Luis Guillermo Vasco   Luis Guillermo Vasco
 
SEMEJANTES A LOS DIOSES. CERÁMICA Y CESTERÍA EMBERA-CHAMÍ
 

LA CESTERÍA > Procesos de cambio

Muchísimo más que la alfarería, la cestería ha sufrido la incidencia de los procesos de cambio ocurridos entre los embera, no solamente en lo que concierne al aspecto formal, sino también a su lugar en el pensamiento indígena, en su significación.
Dado el tipo de funciones que cumplen los canastos, recipientes para transportar o guardar, pueden ser desplazados con facilidad por productos provenientes de la sociedad colombiana, los cuales, además, no tienen precios inalcanzables. Costales de fique o de fibras sintéticas reemplazan a los e en su tarea de llevar los grandes pesos; bolsas de plástico o de tela, cajas de cartón, tarros de hojalata, recipientes de plástico, ollas de aluminio van haciendo a un lado los korá, jabara y petá (foto No. 160: En el zarzo de una casa en río Azul, Garrapatas, coexisten recipientes tradicionales, como la petaquita neenderdé, con los venidos de fuera: un tarro, una caja de cartón, un costal de fibras artificiales).
La gradual desaparición del cultivo del maíz en el Chamí, aunada a la completa ausencia de actividades pesqueras, ramas de producción éstas en las cuales varios tipos de canastos, como los jabara, los inpurr, las borosuka, cumplían un papel importante, también contribuyen en grado notable a su desaparición en esta zona.
Igualmente, los cambios sucedidos en las formas de apropiación del espacio por parte de los indígenas, quienes adoptan en forma creciente las modalidades blancas respectivas, así como la competencia que por el mismo deben entablar con los colonos, en condiciones casi siempre desfavorables, inciden en la pérdida de las materias primas necesarias para la fabricación de la cestería.
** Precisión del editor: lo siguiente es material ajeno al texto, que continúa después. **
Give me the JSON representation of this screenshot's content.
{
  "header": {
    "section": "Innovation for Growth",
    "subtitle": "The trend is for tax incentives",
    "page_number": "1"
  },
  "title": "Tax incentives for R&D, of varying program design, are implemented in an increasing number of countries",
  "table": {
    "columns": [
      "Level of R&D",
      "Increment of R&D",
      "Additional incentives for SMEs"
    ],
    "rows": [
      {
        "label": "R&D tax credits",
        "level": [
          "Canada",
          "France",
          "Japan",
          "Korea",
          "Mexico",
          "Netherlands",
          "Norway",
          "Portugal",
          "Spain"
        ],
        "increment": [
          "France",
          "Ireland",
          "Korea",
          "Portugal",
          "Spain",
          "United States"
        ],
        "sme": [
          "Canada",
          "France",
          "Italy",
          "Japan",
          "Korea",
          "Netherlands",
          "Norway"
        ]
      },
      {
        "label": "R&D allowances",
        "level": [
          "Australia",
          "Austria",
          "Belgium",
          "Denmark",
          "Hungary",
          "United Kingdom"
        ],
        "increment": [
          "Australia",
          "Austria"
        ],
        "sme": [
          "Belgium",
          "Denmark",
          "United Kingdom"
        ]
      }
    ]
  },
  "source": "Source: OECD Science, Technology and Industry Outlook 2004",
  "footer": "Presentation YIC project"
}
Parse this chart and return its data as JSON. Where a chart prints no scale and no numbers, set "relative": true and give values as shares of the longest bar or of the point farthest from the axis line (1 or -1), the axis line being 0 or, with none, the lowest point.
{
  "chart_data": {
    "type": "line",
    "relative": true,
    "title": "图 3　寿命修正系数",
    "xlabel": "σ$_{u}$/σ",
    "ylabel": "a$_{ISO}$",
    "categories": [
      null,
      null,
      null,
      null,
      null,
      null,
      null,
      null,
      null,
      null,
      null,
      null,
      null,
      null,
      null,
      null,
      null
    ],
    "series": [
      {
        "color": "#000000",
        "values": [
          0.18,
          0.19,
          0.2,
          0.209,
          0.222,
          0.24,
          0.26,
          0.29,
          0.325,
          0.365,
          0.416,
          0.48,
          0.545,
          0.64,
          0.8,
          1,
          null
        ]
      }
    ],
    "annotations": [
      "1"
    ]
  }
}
Grandes áreas de terreno en donde se ha talado la selva y aún el rastrojo, para dedicarlas íntegramente a la siembra de potreros o de cultivos comerciales, tales el cacao y el café, pero también la caña de azúcar y otros menores, ya no son asiento de los bejucos, ni de la iraca, el joro o el chusque. Esta situación está notablemente desarrollada en el Chamí, en donde sólo en las veredas ubicadas en La Montaña, cabeceras del río Agüita y de sus afluentes, principalmente el Currumay, quedan tierras selváticas que contienen todavía sinsu o bodre. En el Garrapatas, el sitio de La Capilla con sus potreros cada día más grandes, empieza a vivir idéntica situación, siendo el lugar de menor número de canastos entre los varios asentamientos de esta zona, muchas veces comprados aquellos a productores de otros lugares cercanos.
Pero estos son condicionantes ecológicos y económicos de los cambios; existen otros de naturaleza diferente.
Como se verá un poco más adelante, la enorme mayoría de los canastos son vistos hoy como meros objetos de utilidad; su significación en el pensamiento embera se ha perdido casi por completo, habiendo sido, casi seguramente, similar en importancia a la de la alfarería. En esta situación, la cestería carece de suficientes raíces ideológicas que impidan o al menos obstaculicen su pérdida. Muchos embera, aún de aquellos que todavía utilizan los canastos o las pepenas, expresan una larga lista de razones para preferir los productos equivalentes que la sociedad colombiana pone a su disposición, aunque de manera imperfecta y limitada.
Estas imperfecciones y limitaciones son las que impiden que tales productos se impongan definitivamente. Sobre todo en la zona del Valle del Cauca, el sistema de mercado no se ha desarrollado todavía lo suficiente como para entregar todos los recipientes que los indios precisan para llenar sus necesidades, ni lo hace a un precio que esté al alcance de un número relativamente grande de ellos. Pueblos situados, en el mejor de los casos, a 8 o 10 horas de camino de las viviendas indígenas, presencia de un número reducidísimo de fondas en el interior de la zona, no más de cinco de ellas, no son precisamente las más óptimas circunstancias para que los embera puedan encontrar el reemplazo definitivo de la cestería, cosa que en el Chamí sí es posible en un grado mucho mayor.
La escasa producción de cultivos vendibles en el Garrapatas, las pocas oportunidades de un empleo asalariado, la muy limitada circulación del dinero, son otras tantas dificultades para que la gente logre adquirir muchos productos que quisiera comprar, pues está ya predispuesta para ello a causa de los fenómenos de la despersonalización cultural y de la avidez por lo que viene de los blancos. “Así como a ustedes los blancos les gustan las cosas de los indígenas, sus artesanías, y las compran y las usan, así también a nosotros nos gustan las cosas de ustedes y las queremos tener”. Esta actitud, que no es rara, alcanza una amplia difusión en el Chamí, zona de un mayor contacto entre la población indígena y la blanca, actuando esta última como una gran vitrina que exhibe ante los ojos de los indios las “maravillas de la civilización”.
Pero es menester detenerse en dos aspectos importantes del fenómeno, aquellos que resaltan con una mayor nitidez y que establecen diferencias muy notorias entre ambas zonas de estudio.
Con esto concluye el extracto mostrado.